Konuşuyor Dışişleri Bakanı
“Dünyanın gözü önünde bu kadar da Filistinli öldürülür mü?”
Zalim’e zulmün kantarını kaçırdığı için kızıyoruz
Riyakarlığın dibine vurmuşuz
Filistin için bir mesaj atıp; 5 milyon yollayarak olsa olsa kendi sırat köprümüzü finanse eder
Doğru düzgün işletemediğimize inandırıldığımız noktada Ofer’e ihale ederiz biz
Damla ile Filistin’e, kepçe ile İsrail’e verirken;
bir düğünde sıktığımız kurşun kadar puşta sıkmayız biz
Açığa çıkan İmansızlığımızı,
Açığa çıkan Şahsiyetsizliğimizi,
Açığa çıkan apışımızı kapatmaya çalışırız pankartlarla, mitinglerle
İmansızlığımızı İmam’larla örteriz; bizim için özel yetiştirilen İmam’larla
Öldüğünü kabul etmeyen hayalet bir ulusa dönüşmüşüz
Küresel zulmün kapalı tribününe oturtmuşlar bizi
Karşıdaki “kanarya” locasına da;
Paşalarından , bürokratlarına,
Tayyip’lerinden, Mehmet’lerine;
Aziz’lerinden, Rahmileri’ne
o çok “böyük büyüklerimizi” oturtmuşlar
Sahadaki kanlı oyunu seyredip duruyoruz
Keşke sadece seyretsek
Biz değil miyiz
Cezayir katledilirken Fransa’ya arka çıkan
Lübnan’da “Müslüman kardeşlerimiz” boğazlanırken, askeri uçaklarımızla mühimmat taşıyan
Çeçenistan’ın liderlerinin füzelerle kafalarının uçurulmasına vesile olan cep telefonlarını biz hediye etmedik mi
Irak’taki çocukların üzerine düşen füzelerin nizamiyesinde biz nöbet tutmuyor muyuz
Herşeyi bırakın
Muavenet’imizi vurdu; dünya alem duydu
Kaptan köşkünde eriyip metale yapışan o canlarımızı kaç eski gemi ile değiş tokuş ettik
Askerine sahip çıkmayan komutanı en kötü ihtimalle tarih yargılar;
Askerine sahip çıkmayan Millet’i yargılayan çıkmaz mı zannettik
Riyakarlığın dibine vurmuş, hayalet bir ulus olmuşuz
Mehmet Ali’nin don indirmesine seyirciyiz
Ahlak’ın sahtesini, daha sahtesinden; ancak apış arasına tuttuğumuzda ayırtedebiliyoruz
Doların sahtesini ultraviole ışıkla; Ahlak’ın sahtesini televizyon ışığında test ediyoruz
Fenerbahçe’nin “hak”kını hakemler yemeye görsün; sokaklara dökülüyoruz
Bu ülkenin sokaklarına, köylerine, tarlalarına her gün kamyonlarca çiğnenmiş hak dökülüyor; üzerinden atlayıp devam ediyoruz
Bu ülkenin en büyük müteahhiti de, en büyük STK lideri de Aziz Yıldırım
“Fenerbahçe” ayağını biz kapalı tribünden;
NATO ayağını büyüklerimiz kanarya locasından idare ediyor
Sonra bir de utanmadan AB fonluyor diye kızıyoruz
Yalçın Küçük Hoca yine doğruyu, yine eksikle karıştırıp servis ediyor önümüze
(Ağzı kokanların mentole sarıldığı gibi sarılıyoruz yazdıklarına; o ferahlık duygusu midemizi doyurmuyor ama dışarıya üflerken hoş kokuyoruz; “ALLAH’ı var”)

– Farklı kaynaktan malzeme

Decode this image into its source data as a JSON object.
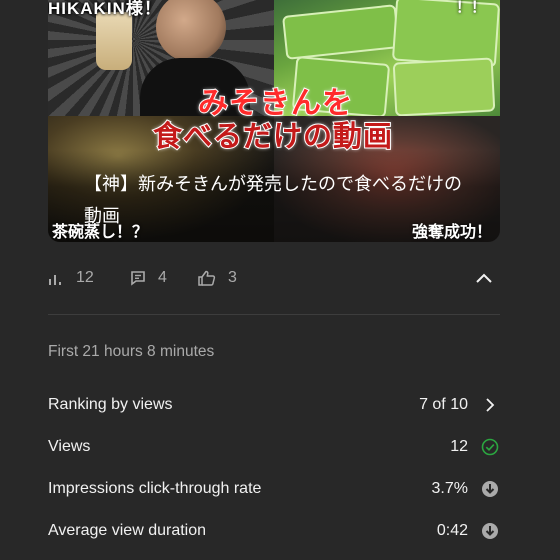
{
  "thumbnail": {
    "top_caption": "HIKAKIN様！",
    "top_caption_right": "！！",
    "banner_line1": "みそきんを",
    "banner_line2": "食べるだけの動画",
    "corner_left": "茶碗蒸し！？",
    "corner_right": "強奪成功！"
  },
  "video": {
    "title": "【神】新みそきんが発売したので食べるだけの動画"
  },
  "stats": {
    "views": "12",
    "comments": "4",
    "likes": "3"
  },
  "period_label": "First 21 hours 8 minutes",
  "metrics": [
    {
      "label": "Ranking by views",
      "value": "7 of 10",
      "icon": "chevron-right-icon"
    },
    {
      "label": "Views",
      "value": "12",
      "icon": "check-circle-icon"
    },
    {
      "label": "Impressions click-through rate",
      "value": "3.7%",
      "icon": "down-arrow-circle-icon"
    },
    {
      "label": "Average view duration",
      "value": "0:42",
      "icon": "down-arrow-circle-icon"
    }
  ],
  "colors": {
    "background": "#282828",
    "muted_text": "#aaaaaa",
    "primary_text": "#f1f1f1",
    "success_green": "#2ba640",
    "neutral_icon": "#aaaaaa"
  }
}
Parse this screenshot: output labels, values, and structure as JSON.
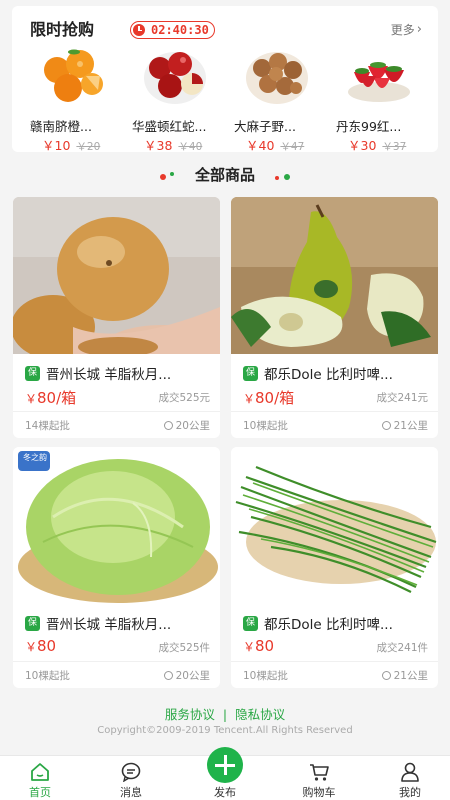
{
  "flash_sale": {
    "title": "限时抢购",
    "countdown": "02:40:30",
    "more_label": "更多",
    "items": [
      {
        "name": "赣南脐橙...",
        "price": "￥10",
        "old_price": "￥20"
      },
      {
        "name": "华盛顿红蛇...",
        "price": "￥38",
        "old_price": "￥40"
      },
      {
        "name": "大麻子野...",
        "price": "￥40",
        "old_price": "￥47"
      },
      {
        "name": "丹东99红...",
        "price": "￥30",
        "old_price": "￥37"
      }
    ]
  },
  "all_products": {
    "title": "全部商品",
    "colors": {
      "red": "#e8392b",
      "green": "#2aa745"
    }
  },
  "products": [
    {
      "badge": "保",
      "name": "晋州长城 羊脂秋月...",
      "price": "80",
      "unit": "/箱",
      "currency": "￥",
      "sold": "成交525元",
      "min_order": "14棵起批",
      "distance": "20公里"
    },
    {
      "badge": "保",
      "name": "都乐Dole 比利时啤...",
      "price": "80",
      "unit": "/箱",
      "currency": "￥",
      "sold": "成交241元",
      "min_order": "10棵起批",
      "distance": "21公里"
    },
    {
      "badge": "保",
      "name": "晋州长城 羊脂秋月...",
      "price": "80",
      "unit": "",
      "currency": "￥",
      "sold": "成交525件",
      "min_order": "10棵起批",
      "distance": "20公里",
      "corner_tag": "冬之韵"
    },
    {
      "badge": "保",
      "name": "都乐Dole 比利时啤...",
      "price": "80",
      "unit": "",
      "currency": "￥",
      "sold": "成交241件",
      "min_order": "10棵起批",
      "distance": "21公里"
    }
  ],
  "footer": {
    "service_agreement": "服务协议",
    "separator": "|",
    "privacy_agreement": "隐私协议",
    "copyright": "Copyright©2009-2019  Tencent.All Rights Reserved"
  },
  "tabbar": {
    "items": [
      {
        "label": "首页",
        "icon": "home-icon",
        "active": true
      },
      {
        "label": "消息",
        "icon": "message-icon"
      },
      {
        "label": "发布",
        "icon": "plus-icon"
      },
      {
        "label": "购物车",
        "icon": "cart-icon"
      },
      {
        "label": "我的",
        "icon": "user-icon"
      }
    ],
    "accent": "#2aa745"
  }
}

“Biz Müslüman değil, Putperestiz” derken
Kendinden başka bir şeye tapacak kadar “başkasını” görebilen putperestleri
Kendinden başka bir şeye tapmayan egoperestlerle aynı çukurun dibinde eşitliyor
Biz buna “küçükizasyon” diyoruz
Sabetay’la Sabetaycıyı
küçüklükle, aşağılık olmayı aynı şey zannetmemize yarıyor; not ediyoruz
Riyakarlığın dibine vurmuşuz, derinlik sarhoşluğu ile karıştırıyoruz
Papa’nın ayağının dibinde AB anayasası imzalayan “İslamcı” bir Başbakanımız
Askerinin başına çuval geçirenlerle “Terör” konferansı düzenleyen “Atatürkçü” bir Genelkurmay Başkanımız
İT’in tezlerinden medet uman MİT’çilerimiz
Ülke ajan kaynarken El-Kaide militanı yakaladığı için övünen Emniyetçilerimiz var
Riyakarlığın dibine vurmuşuz, yok bize ağlayan
O yüzden ben Filistin’e yardım etmiyorum şahsen
Hani sorduklarında; bir gün ister Sırat köprüsünde;
ister içki sofrasında, Galata köprüsünde;
“BeHİÇ o kadar konuşuyorsun da , ne yaptın diye”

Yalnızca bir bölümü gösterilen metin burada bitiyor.